Atlanta's Missing and Murdered provides a different perspective on this tragic and chilling case through archival footage, interviews with families and investigators, and the presentation of new evidence. The issue of racial tensions and the political interests at stake in the resolution of this case are clearly articulated. For the investigators, the guilt of Wayne Williams was beyond doubt and led to the conclusion of this degenerating case. Indeed, riots and demonstrations were taking place in Atlanta and Williams' arrest was a perfect fit for elected officials who wanted to bury this case as quickly as possible. Especially since the murders stopped after his arrest.
Reopening the investigation
In 2004, Wayne Williams' lawyers requested a retrial after discovering that police had allegedly withheld evidence of Ku Kux Klan involvement in some of the murders, but the request was denied two years later. The same year, Charles Sanders, a white supremacist who had belonged to the Ku Kux Klan, reportedly referred to the killings in a secret interview. Sanders is featured in David Fincher's series, but passes the lie detector test.
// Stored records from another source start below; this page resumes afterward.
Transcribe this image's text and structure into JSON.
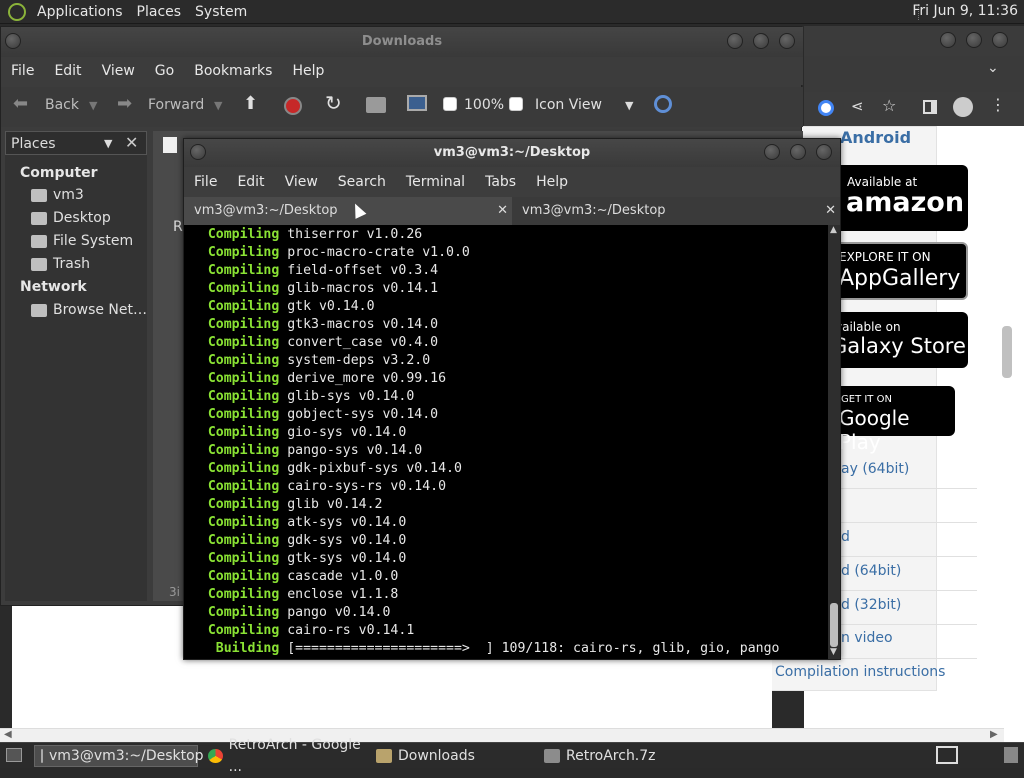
{
  "top_panel": {
    "menus": [
      "Applications",
      "Places",
      "System"
    ],
    "clock": "Fri Jun 9, 11:36"
  },
  "file_manager": {
    "title": "Downloads",
    "menus": [
      "File",
      "Edit",
      "View",
      "Go",
      "Bookmarks",
      "Help"
    ],
    "toolbar": {
      "back": "Back",
      "forward": "Forward",
      "zoom": "100%",
      "view_mode": "Icon View"
    },
    "places_label": "Places",
    "sidebar": {
      "computer_heading": "Computer",
      "computer_items": [
        "vm3",
        "Desktop",
        "File System",
        "Trash"
      ],
      "network_heading": "Network",
      "network_items": [
        "Browse Net…"
      ]
    },
    "content_letter": "R",
    "status": "3i"
  },
  "terminal": {
    "title": "vm3@vm3:~/Desktop",
    "menus": [
      "File",
      "Edit",
      "View",
      "Search",
      "Terminal",
      "Tabs",
      "Help"
    ],
    "tabs": [
      "vm3@vm3:~/Desktop",
      "vm3@vm3:~/Desktop"
    ],
    "lines": [
      {
        "kw": "Compiling",
        "text": "thiserror v1.0.26"
      },
      {
        "kw": "Compiling",
        "text": "proc-macro-crate v1.0.0"
      },
      {
        "kw": "Compiling",
        "text": "field-offset v0.3.4"
      },
      {
        "kw": "Compiling",
        "text": "glib-macros v0.14.1"
      },
      {
        "kw": "Compiling",
        "text": "gtk v0.14.0"
      },
      {
        "kw": "Compiling",
        "text": "gtk3-macros v0.14.0"
      },
      {
        "kw": "Compiling",
        "text": "convert_case v0.4.0"
      },
      {
        "kw": "Compiling",
        "text": "system-deps v3.2.0"
      },
      {
        "kw": "Compiling",
        "text": "derive_more v0.99.16"
      },
      {
        "kw": "Compiling",
        "text": "glib-sys v0.14.0"
      },
      {
        "kw": "Compiling",
        "text": "gobject-sys v0.14.0"
      },
      {
        "kw": "Compiling",
        "text": "gio-sys v0.14.0"
      },
      {
        "kw": "Compiling",
        "text": "pango-sys v0.14.0"
      },
      {
        "kw": "Compiling",
        "text": "gdk-pixbuf-sys v0.14.0"
      },
      {
        "kw": "Compiling",
        "text": "cairo-sys-rs v0.14.0"
      },
      {
        "kw": "Compiling",
        "text": "glib v0.14.2"
      },
      {
        "kw": "Compiling",
        "text": "atk-sys v0.14.0"
      },
      {
        "kw": "Compiling",
        "text": "gdk-sys v0.14.0"
      },
      {
        "kw": "Compiling",
        "text": "gtk-sys v0.14.0"
      },
      {
        "kw": "Compiling",
        "text": "cascade v1.0.0"
      },
      {
        "kw": "Compiling",
        "text": "enclose v1.1.8"
      },
      {
        "kw": "Compiling",
        "text": "pango v0.14.0"
      },
      {
        "kw": "Compiling",
        "text": "cairo-rs v0.14.1"
      },
      {
        "kw": " Building",
        "text": "[=====================>  ] 109/118: cairo-rs, glib, gio, pango"
      }
    ]
  },
  "browser": {
    "heading": "Android",
    "badges": [
      {
        "small": "Available at",
        "big": "amazon"
      },
      {
        "small": "EXPLORE IT ON",
        "big": "AppGallery"
      },
      {
        "small": "vailable on",
        "big": "Galaxy Store"
      },
      {
        "small": "GET IT ON",
        "big": "Google Play"
      }
    ],
    "links": [
      "ay (64bit)",
      "d",
      "d (64bit)",
      "d (32bit)",
      "n video",
      "Compilation instructions"
    ]
  },
  "taskbar": {
    "tasks": [
      "vm3@vm3:~/Desktop",
      "RetroArch - Google ...",
      "Downloads",
      "RetroArch.7z"
    ]
  }
}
Mindhunter's offer to put the spotlight on the case and the new evidence made it possible, forty years later, to reopen the investigation. Indeed, in March 2019, the mayor of Atlanta, Keisha Lance Bottoms, and the chief of police, Erika Shields, announced that they would officially reopen the investigation. The evidence is being re-examined using new technologies. At a press conference, Keisha Lance Bottom said: "There may not be anything left to test. (...) But I think history will judge us by our actions, and we can say we tried."
Atlanta's Missing and Murdered is a necessary and important documentary series that resonates with current events and the Black Lives Matter movement. The first three episodes are available July 18th on OCS Choc and OCS on Demand. The 2 following episodes will be broadcasted from July 25th.